For Christians, heaven is simply a place without suffering, a place of peace. The precise nature of that peace is seldom spelled out. For Muslims, by contrast, paradise is a goal, a destination, a place infinitely preferable to the one where we reside. “Dear wise brother,” says the Egyptian imam Sheikh Muhammad Hassan in an online sermon, “your real life starts with your death, and so does mine.”7
How exactly does the preeminence of the hereafter get drummed into Muslims? To start with, it is invoked five times a day in ritual prayer. Then there are the constant reminders. The next life is the life that matters, not this one, you are told.
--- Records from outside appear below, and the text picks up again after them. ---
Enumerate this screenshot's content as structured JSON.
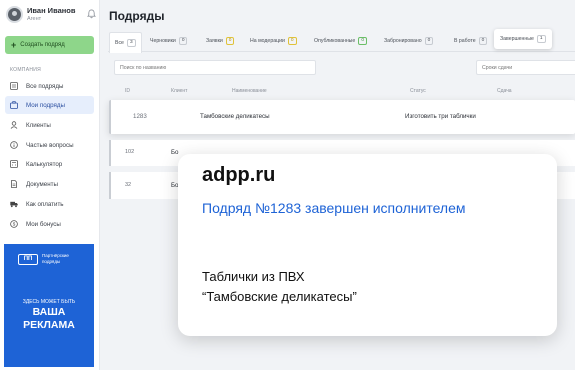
{
  "sidebar": {
    "user_name": "Иван Иванов",
    "user_role": "Агент",
    "create_button": "Создать подряд",
    "section_label": "КОМПАНИЯ",
    "items": [
      {
        "label": "Все подряды",
        "icon": "list-icon"
      },
      {
        "label": "Мои подряды",
        "icon": "briefcase-icon"
      },
      {
        "label": "Клиенты",
        "icon": "user-icon"
      },
      {
        "label": "Частые вопросы",
        "icon": "info-icon"
      },
      {
        "label": "Калькулятор",
        "icon": "calculator-icon"
      },
      {
        "label": "Документы",
        "icon": "document-icon"
      },
      {
        "label": "Как оплатить",
        "icon": "truck-icon"
      },
      {
        "label": "Мои бонусы",
        "icon": "coin-icon"
      }
    ],
    "ad": {
      "logo": "ПП",
      "logo_text": "Партнёрские подряды",
      "line1": "ЗДЕСЬ МОЖЕТ БЫТЬ",
      "line2": "ВАША",
      "line3": "РЕКЛАМА"
    }
  },
  "main": {
    "title": "Подряды",
    "tabs": [
      {
        "label": "Все",
        "count": "3"
      },
      {
        "label": "Черновики",
        "count": "0"
      },
      {
        "label": "Заявки",
        "count": "0"
      },
      {
        "label": "На модерации",
        "count": "0"
      },
      {
        "label": "Опубликованные",
        "count": "0"
      },
      {
        "label": "Забронировано",
        "count": "0"
      },
      {
        "label": "В работе",
        "count": "0"
      },
      {
        "label": "Завершенные",
        "count": "1"
      }
    ],
    "search_placeholder": "Поиск по названию",
    "deadline_placeholder": "Сроки сдачи",
    "columns": [
      "ID",
      "Клиент",
      "Наименование",
      "Статус",
      "Сдача"
    ],
    "rows": [
      {
        "id": "1283",
        "client": "Тамбовские деликатесы",
        "status": "Изготовить три таблички"
      },
      {
        "id": "102",
        "client": "Бо"
      },
      {
        "id": "32",
        "client": "Бо"
      }
    ]
  },
  "notification": {
    "brand": "adpp.ru",
    "title": "Подряд №1283 завершен исполнителем",
    "body_line1": "Таблички из ПВХ",
    "body_line2": "“Тамбовские деликатесы”"
  },
  "colors": {
    "accent_green": "#8ed68a",
    "accent_blue": "#1e63d6"
  }
}
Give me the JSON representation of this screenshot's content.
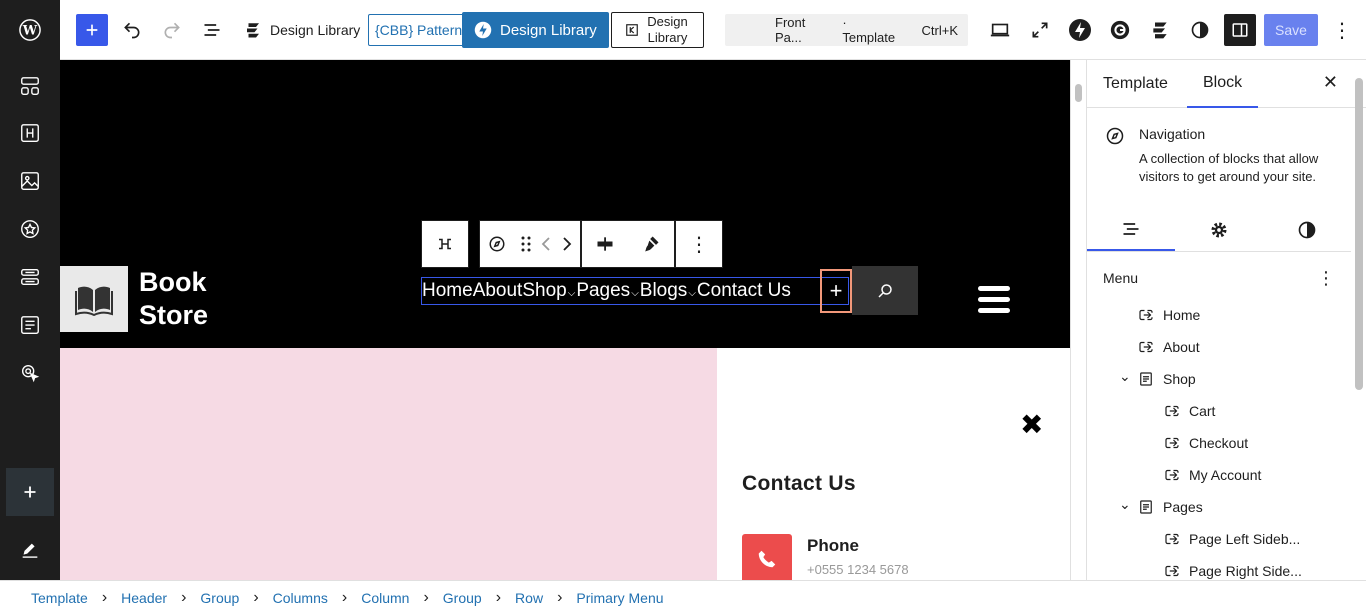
{
  "toolbar": {
    "design_library_1": "Design Library",
    "pattern_button": "{CBB} Pattern",
    "design_library_2": "Design Library",
    "design_library_3": "Design Library",
    "command_bar_title": "Front Pa...",
    "command_bar_type": "· Template",
    "command_bar_shortcut": "Ctrl+K",
    "save_label": "Save"
  },
  "canvas": {
    "logo_line1": "Book",
    "logo_line2": "Store",
    "nav": [
      {
        "label": "Home",
        "dropdown": false
      },
      {
        "label": "About",
        "dropdown": false
      },
      {
        "label": "Shop",
        "dropdown": true
      },
      {
        "label": "Pages",
        "dropdown": true
      },
      {
        "label": "Blogs",
        "dropdown": true
      },
      {
        "label": "Contact Us",
        "dropdown": false
      }
    ],
    "contact_title": "Contact Us",
    "phone_label": "Phone",
    "phone_number": "+0555 1234 5678"
  },
  "panel": {
    "tabs": [
      "Template",
      "Block"
    ],
    "active_tab": "Block",
    "block_name": "Navigation",
    "block_description": "A collection of blocks that allow visitors to get around your site.",
    "menu_heading": "Menu",
    "menu_items": [
      {
        "label": "Home",
        "level": 0,
        "type": "link",
        "expanded": null
      },
      {
        "label": "About",
        "level": 0,
        "type": "link",
        "expanded": null
      },
      {
        "label": "Shop",
        "level": 0,
        "type": "page",
        "expanded": true
      },
      {
        "label": "Cart",
        "level": 1,
        "type": "link",
        "expanded": null
      },
      {
        "label": "Checkout",
        "level": 1,
        "type": "link",
        "expanded": null
      },
      {
        "label": "My Account",
        "level": 1,
        "type": "link",
        "expanded": null
      },
      {
        "label": "Pages",
        "level": 0,
        "type": "page",
        "expanded": true
      },
      {
        "label": "Page Left Sideb...",
        "level": 1,
        "type": "link",
        "expanded": null
      },
      {
        "label": "Page Right Side...",
        "level": 1,
        "type": "link",
        "expanded": null
      }
    ]
  },
  "breadcrumb": [
    "Template",
    "Header",
    "Group",
    "Columns",
    "Column",
    "Group",
    "Row",
    "Primary Menu"
  ],
  "colors": {
    "accent": "#3858e9",
    "link": "#2271b1",
    "header_bg": "#000000",
    "pink_bg": "#f6dae4",
    "phone_icon_bg": "#ec4c4c",
    "highlight_border": "#f2987a"
  }
}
You will not please God by going to your job and working hard. You will please God by spending more time praying, more time proselytizing, by fasting during Ramadan, by journeying to Mecca. You can be redeemed, you can salvage whatever you have lost, not by devoting yourself to improving your life in the here and now, but by following religious dictates and achieving entry into paradise. And the most spectacular way to enter paradise is as a martyr, by the open embrace of an early death.